What's next for Veracruz?

dominic-mulligan-arm edited this page Oct 31, 2020 · 1 revision

Streaming data

At the moment, the design of Veracruz requires that all input data be provisioned up-front by the Data Owners into the container on the delegate's machine. Moreover, the Veracruz programming model sees the WASM program, running on top of the trusted Veracruz runtime, copy all of an input into a WASM buffer before it can be used.

Several weaknesses with this approach are apparent, not least the fact that some strong container technologies, notably Intel's SGX Secure Enclaves, put an (architectural) upper limit on the memory footprint of the enclave, which in practice means that the footprint of any enclaved application cannot exceed around 96 megabytes. Other container technologies, like Arm TrustZone, have no architectural upper limit but in practice deployments of these technologies tend to have tight upper limits. Whilst paging and other techniques can ameliorate some of these problems, they tend to incur a large performance penalty.

An alternative model would be to offer a streaming model of computation for the Veracruz platform — in addition to the current batch model — wherein data is fed in chunks into the delegate's container, processed, and then fed back out in a chunk as output.

Whilst not every algorithm can easily be converted into a streaming version, for algorithms that can this approach would allow a Veracruz computation to handle much larget input data sets than it can, currently.

Larger, more complex use-cases

All of the Veracruz use-cases outlined in §What are some Veracruz use-cases? use a single container running a Veracruz runtime. Yet, we can imagine many other use-cases wherein one Veracruz instance feeds its output into other instances as an input, with containers organized into a network topology.

One example of this kind of distributed Veracruz computation is map-reduce, wherein large monolithic computations on data sets are split into two steps: a "map" step, wherein a fixed function f is applied (in parallel) to chunks of the data set, before the outputs of these parallel transformations-under-f are fed into a "reducer" step, which applies a final transformation, R, to produce a single output. Following this pattern, a "privacy-preserving map-reduce" is easily imagined, wherein Veracruz "mapper nodes" feed their outputs into a Veracruz "reducer node", with the transformations f and r being applied to the data, and the data set itself, kept secret by Veracruz.

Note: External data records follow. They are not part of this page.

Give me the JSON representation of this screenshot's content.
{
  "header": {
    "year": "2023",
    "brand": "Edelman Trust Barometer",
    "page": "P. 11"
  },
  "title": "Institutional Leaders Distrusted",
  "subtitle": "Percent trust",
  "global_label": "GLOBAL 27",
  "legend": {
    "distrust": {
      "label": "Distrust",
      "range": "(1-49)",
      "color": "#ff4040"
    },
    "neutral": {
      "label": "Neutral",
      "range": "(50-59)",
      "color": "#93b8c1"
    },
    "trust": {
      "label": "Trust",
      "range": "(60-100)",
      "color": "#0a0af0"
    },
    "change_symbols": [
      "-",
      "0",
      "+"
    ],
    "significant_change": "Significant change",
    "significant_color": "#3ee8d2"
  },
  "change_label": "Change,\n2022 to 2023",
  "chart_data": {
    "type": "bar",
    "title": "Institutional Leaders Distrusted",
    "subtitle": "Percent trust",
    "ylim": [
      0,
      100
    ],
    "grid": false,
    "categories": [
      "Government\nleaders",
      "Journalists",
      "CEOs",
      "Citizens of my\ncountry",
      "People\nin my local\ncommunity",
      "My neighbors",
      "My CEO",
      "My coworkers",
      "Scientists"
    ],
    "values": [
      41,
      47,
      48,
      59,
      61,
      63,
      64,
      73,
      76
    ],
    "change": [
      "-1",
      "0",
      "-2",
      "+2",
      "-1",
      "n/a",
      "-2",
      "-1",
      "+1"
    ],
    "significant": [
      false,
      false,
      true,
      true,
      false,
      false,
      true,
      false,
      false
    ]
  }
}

Provisioning and managing Veracruz instances

With larger, more complex Veracruz use-cases, as in the privacy-preserving map- reduce example mentioned above, we face a potential problem: how to adequately orchestrate a fleet of Veracruz containers? Once the number of containers becomes significant, it becomes infeasible to do this by hand, and specialized orchestration mechanisms need to be developed. Specifically, mapping computations onto idle Veracruz containers, monitoring when a Veracruz container die, and bringing it back up, handling remote attestation and the rest of the Veracruz protocols, are all Veracruz-specific challenges that an orchestration mechanism will have to handle.

Expanding the Veracruz ABI

There are several ways interesting ways that the Veracruz ABI can be extended:

  1. Adding support for cryptographic operations to the ABI. This would make some use-cases — for example, deniable encryption — easier to implement. At the moment, any WASM program that wants to make use of cryptography needs to supply cryptographic routines itself. This introduces a risk of error, and bloats the size of the WASM program. As an alternative, the Veracruz ABI could supply a cryptography API, perhaps built around PSA crypto, which becomes available to any WASM program that wants to use it.
  2. Adding support for querying and modifying the global policy. At the moment, the WASM program running inside the trusted Veracruz runtime has no way of programmatically querying the global policy in force. Moreover, some use-cases — for example, N-way secret sharing — seem to require the need to modify the global policy in "safe" ways, for example by restricting the number of result receivers programmatically. In this way, the global policy becomes an upper-bound on who can receive data from a computation, rather than a precise description.